Pukklepop : « Birth, school, Metallica, death » disent les T-Shirt people. Sans doute le groupe le plus populaire vu cet été : d’énormes marrées de fans ont déferlé pour eux, dont l’envie et la rage de jouer est intacte : tout grands moments que de ré-entendre tous ces ‘Master of puppets’, ‘Seek and Destroy’ ‘Fade to grey’ ‘Entersandman’… interrompus pour aller piquer une tête dans l’univers mélancolique de Tindersticks… curieux mélange, oui. Je ne voulais pas rater l’occasion de les voir mais entre Metallica d’un côté et les mugissements navrants de Miss Kittin de l’autre, ils n’étaient pas à leur place. Bizarrerie de la programmation sans doute : Tindersticks et ses subtiles atmosphères n’est pas un groupe de festival pop. Dans l’après-midi, Brodinski et Deadmau5 avaient balancé d’énormes beats electro et techno avec notamment ‘Hi Friend’ qui restera collé au maillot pour quelques mois.

Après les festivals de masse passons au format confidentiel à Huy. Dans une ancienne petite abbaye du 17ème siècle typiquement mosane viennent se produire notamment l’indien Debabish Battachyana ou encore la belgo-ivoirienne Manu Gallo. Le premier joue des ragas indiens avec une guitare de 20 cordes qu’il a construite spécialement pour le jeu en slide, tout en faisant résonner les cordes sympathiques comme sur un sitar. Le son est magnifique et l’apaisement que procurent ses ragas sont des moments de quiétude et d’intériorité qu’on ne goute pas souvent en festival.
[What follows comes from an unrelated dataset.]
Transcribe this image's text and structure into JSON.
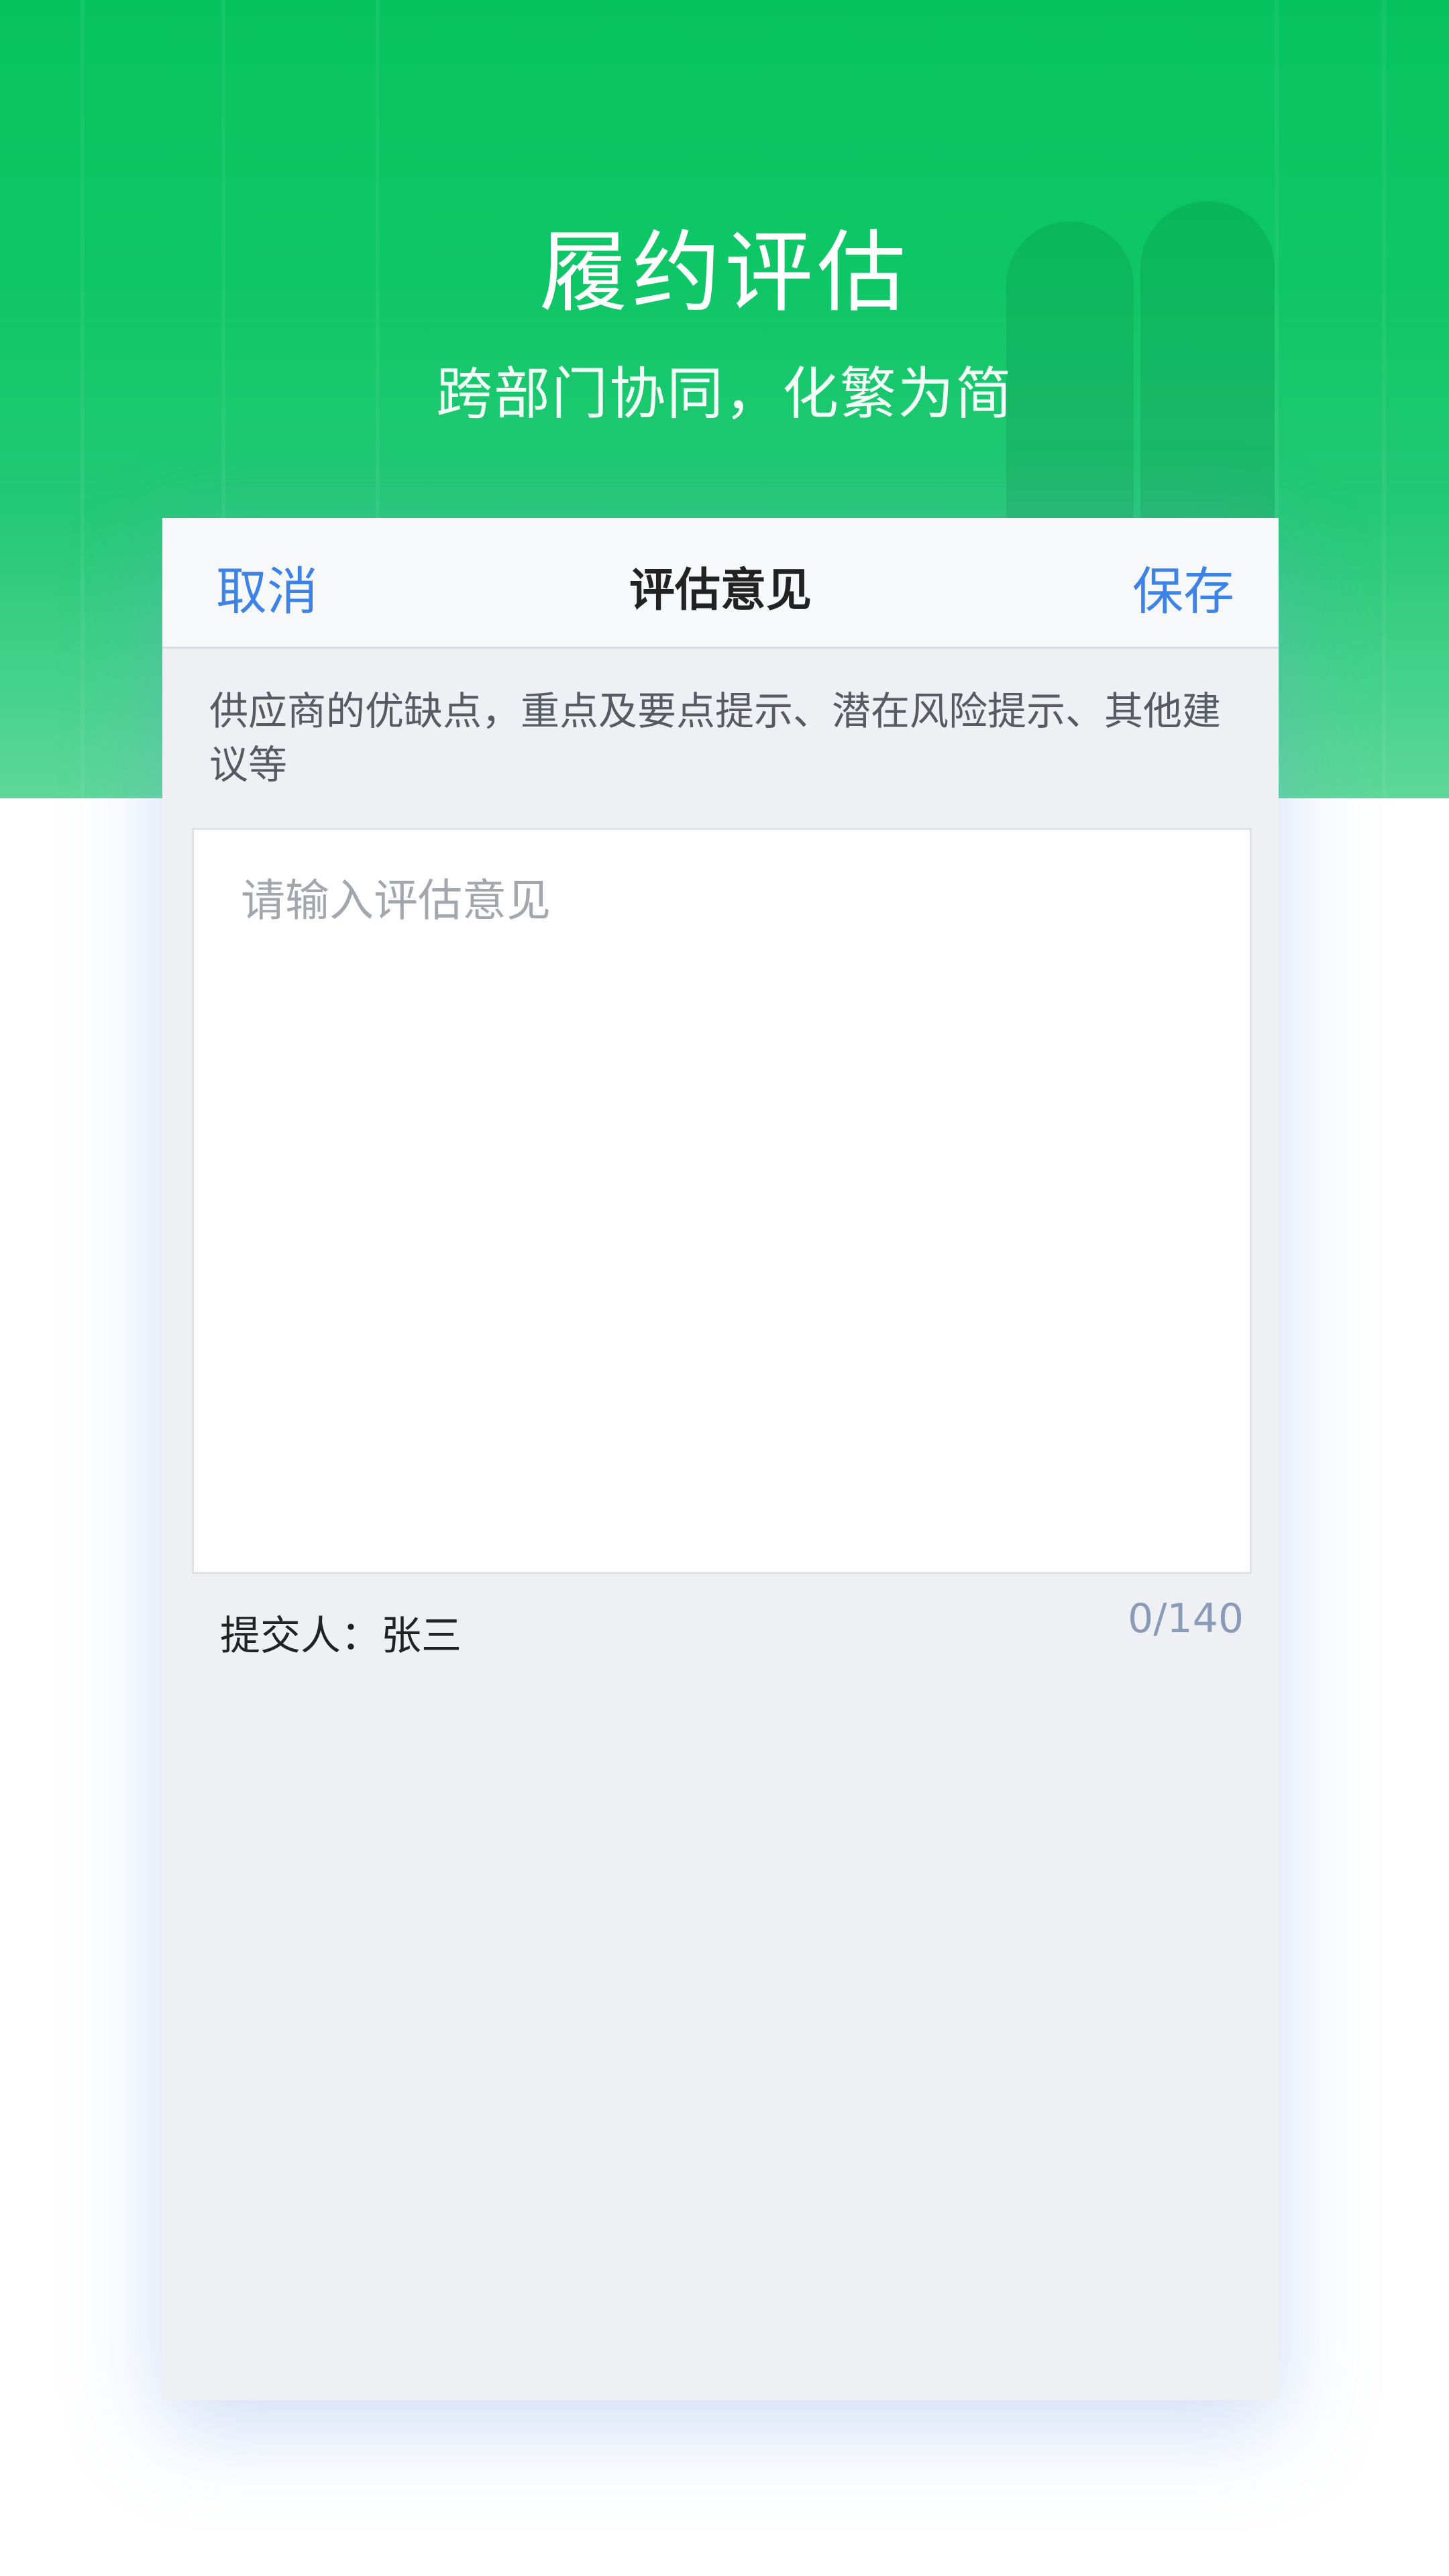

Avec Manou Gallo c’est à nouveau le funk africain qui est au pouvoir et constitue sans doute un des meilleurs alchimies du style. C’est que la fille est bassiste, elle s’y connaît en groove sévère et donne à son instrument la première place que ces cordes-là devraient toujours avoir dans un groupe : le nerf central qui relie rythmique et mélodie. Son jeu est serré carré, elle tiendrait presque ses musicos en laisse ; ils suivent de toute façon avec une dextérité sans pareil. Sa voix est pleine de nuances et d’émotion et ne néglige jamais de se lancer dans des onomatopées virevoltantes (tiens, un point commun avec Zap Mama !). Vivement d’autres dates !!!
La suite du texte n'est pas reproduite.